めちゃくちゃ綺麗な目ならともかく、「ただ二重なだけ」みたいな平均的二重にされるくらいなら、僕は生まれ変わってもいまの一重がいいです。
顔整ってるねー、とかよく言われるわりにモテない人がたまにいるけど、あれはあれで方向性見失いそう。中途半端に来られるのって結構面倒なものですし、だったらくっきり態度が分かれた方が楽です。

 

個性派ルックスはコスパ最強

その点、うちの妻のルックスはわりと特徴的です。
一個一個見ると飛びぬけて変ってことはないけど、すべて合わさると唯一無二の顔立ちをしている。

正直、真顔の証明写真なんかを見ると「一般的に見てかわいい…のか?」と感じる瞬間もあるんですけど、動くと絶妙に愛嬌がある。僕は飽きないどころか、年を重ねるごとにクセになっています。これも個性好き派の良さですね。あんまり”劣化”とかそういう概念がないというか。

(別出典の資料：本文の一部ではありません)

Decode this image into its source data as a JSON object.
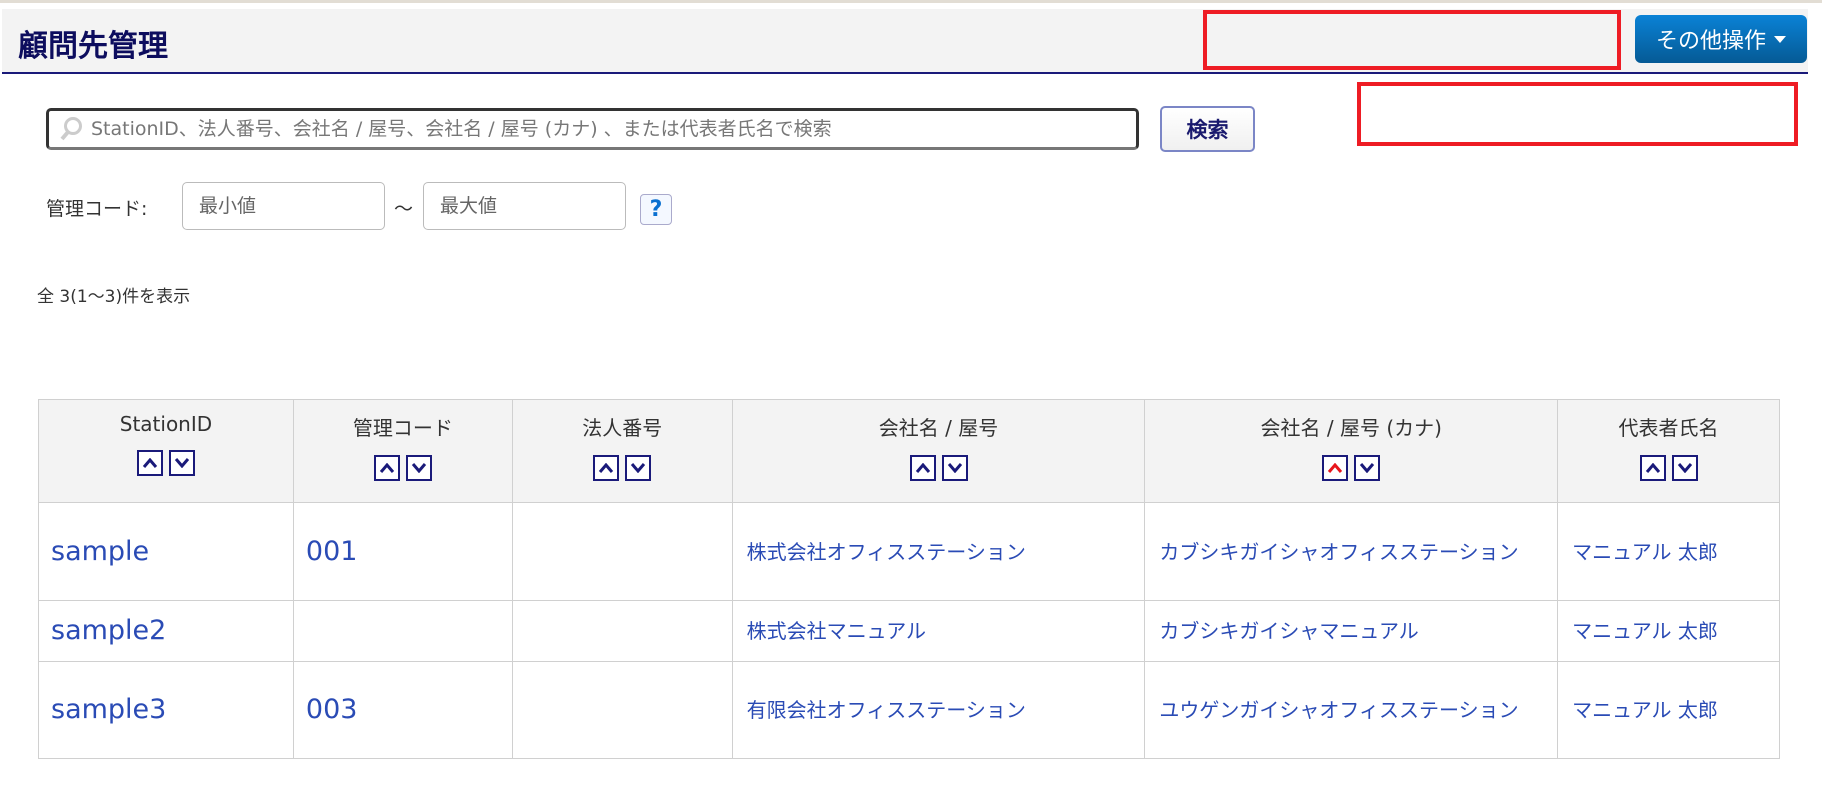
{
  "header": {
    "title": "顧問先管理",
    "other_ops": "その他操作"
  },
  "search": {
    "placeholder": "StationID、法人番号、会社名 / 屋号、会社名 / 屋号 (カナ) 、または代表者氏名で検索",
    "button": "検索"
  },
  "code_filter": {
    "label": "管理コード:",
    "min_placeholder": "最小値",
    "max_placeholder": "最大値",
    "tilde": "～",
    "help": "?"
  },
  "count_text": "全 3(1～3)件を表示",
  "table": {
    "columns": [
      "StationID",
      "管理コード",
      "法人番号",
      "会社名 / 屋号",
      "会社名 / 屋号 (カナ)",
      "代表者氏名"
    ],
    "active_sort": {
      "column": "会社名 / 屋号 (カナ)",
      "direction": "asc",
      "color": "#e8151b"
    },
    "rows": [
      {
        "station_id": "sample",
        "code": "001",
        "corp_no": "",
        "name": "株式会社オフィスステーション",
        "kana": "カブシキガイシャオフィスステーション",
        "rep": "マニュアル 太郎"
      },
      {
        "station_id": "sample2",
        "code": "",
        "corp_no": "",
        "name": "株式会社マニュアル",
        "kana": "カブシキガイシャマニュアル",
        "rep": "マニュアル 太郎"
      },
      {
        "station_id": "sample3",
        "code": "003",
        "corp_no": "",
        "name": "有限会社オフィスステーション",
        "kana": "ユウゲンガイシャオフィスステーション",
        "rep": "マニュアル 太郎"
      }
    ]
  }
}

あと生臭いことをいうと、誰が見てもかわいいって人はチヤホヤされますから、競合が現れやすくなりますよね。誰もが好きで行列ができるお店の味か、クセはあるけど親しみがあって俺は特に好き!な味かという。
…なんだか妻を納豆みたいに語っていつか殴られそうですけど、自分好みの個性派ルックスは見つかれば最強です。完成度求める派は、「ほら見て横にいる恋人きれいだろ!」という醍醐味もあるんでしょうけど。

 

 

「ルックス診断士」の提案

とはいえ、個性にも限度があります。あまりに顔が大きかったり。エラが信じられない角度に張っていたり。ラインを超えて特徴的だと、こと恋愛市場においては逆にニーズが少なくなってしまうでしょう。

そこでルックス診断士ですよ。
結婚相談所は生活背景や年収など総合的に判断せざるを得ないし、美容外科は整形したいと言われたら断れないでしょうから、あくまで見た目について客観的にコンサルできる存在が必要です。

・正直、このパーツは恋愛対象からの受けが悪そう
・あなたが気にしているそのパーツは好きな人もたくさんいるから伸ばすべき
・顔はいいけど太りすぎor痩せすぎ
といったところをちゃんと向き合ってあげる。
あえて恋愛対象となる性別の人が相談に乗るのも全然アリでしょう。どっちみち整形するとしても、ニーズをしっかり顕在化しておいた方がいい。


もちろん客観的なデータは相当要る。AIもガンガン使うべきです。
そして、それ以上に”伝え方”が重要です。

一部の結婚相談所やマナー講師みたいに、客観視をふりかざして上からアドバイスするようではいけない。しっかり伝えるからこそ、ありとあらゆる手を尽くして寄り添うことが必要です。
生まれ持ったものが絶対的に悪いんじゃないこと。あくまで恋愛市場上での優劣傾向があること。尊厳を傷つけないよう、子供向け大型遊具ばりにクッション言葉を敷きつめてほしい。願わくば国家資格。危険物取扱者試験の何倍も難易度を上げて、心の安全を担保してほしいです。

 

***

「ありのままのあなたを好きな人もいる」
「顔は好みだから、良し悪しを語るべきじゃない」
そんな風にルッキズムの盾で蓋をするやり方だけでは救われない人がいると思うんです。
場合によっては「確かにそのパーツは気になる人もいるかもね」とはっきり言われた方が、心休まる人もきっといるはず。

キレイゴトばかりの言葉のルッキズムを追い求めるだけの世の中は、もっと整形していくべきなんかじゃないでしょうか。
正直に、誠実に、情熱的に。

いまこそ世界にはコバシ君が必要だ。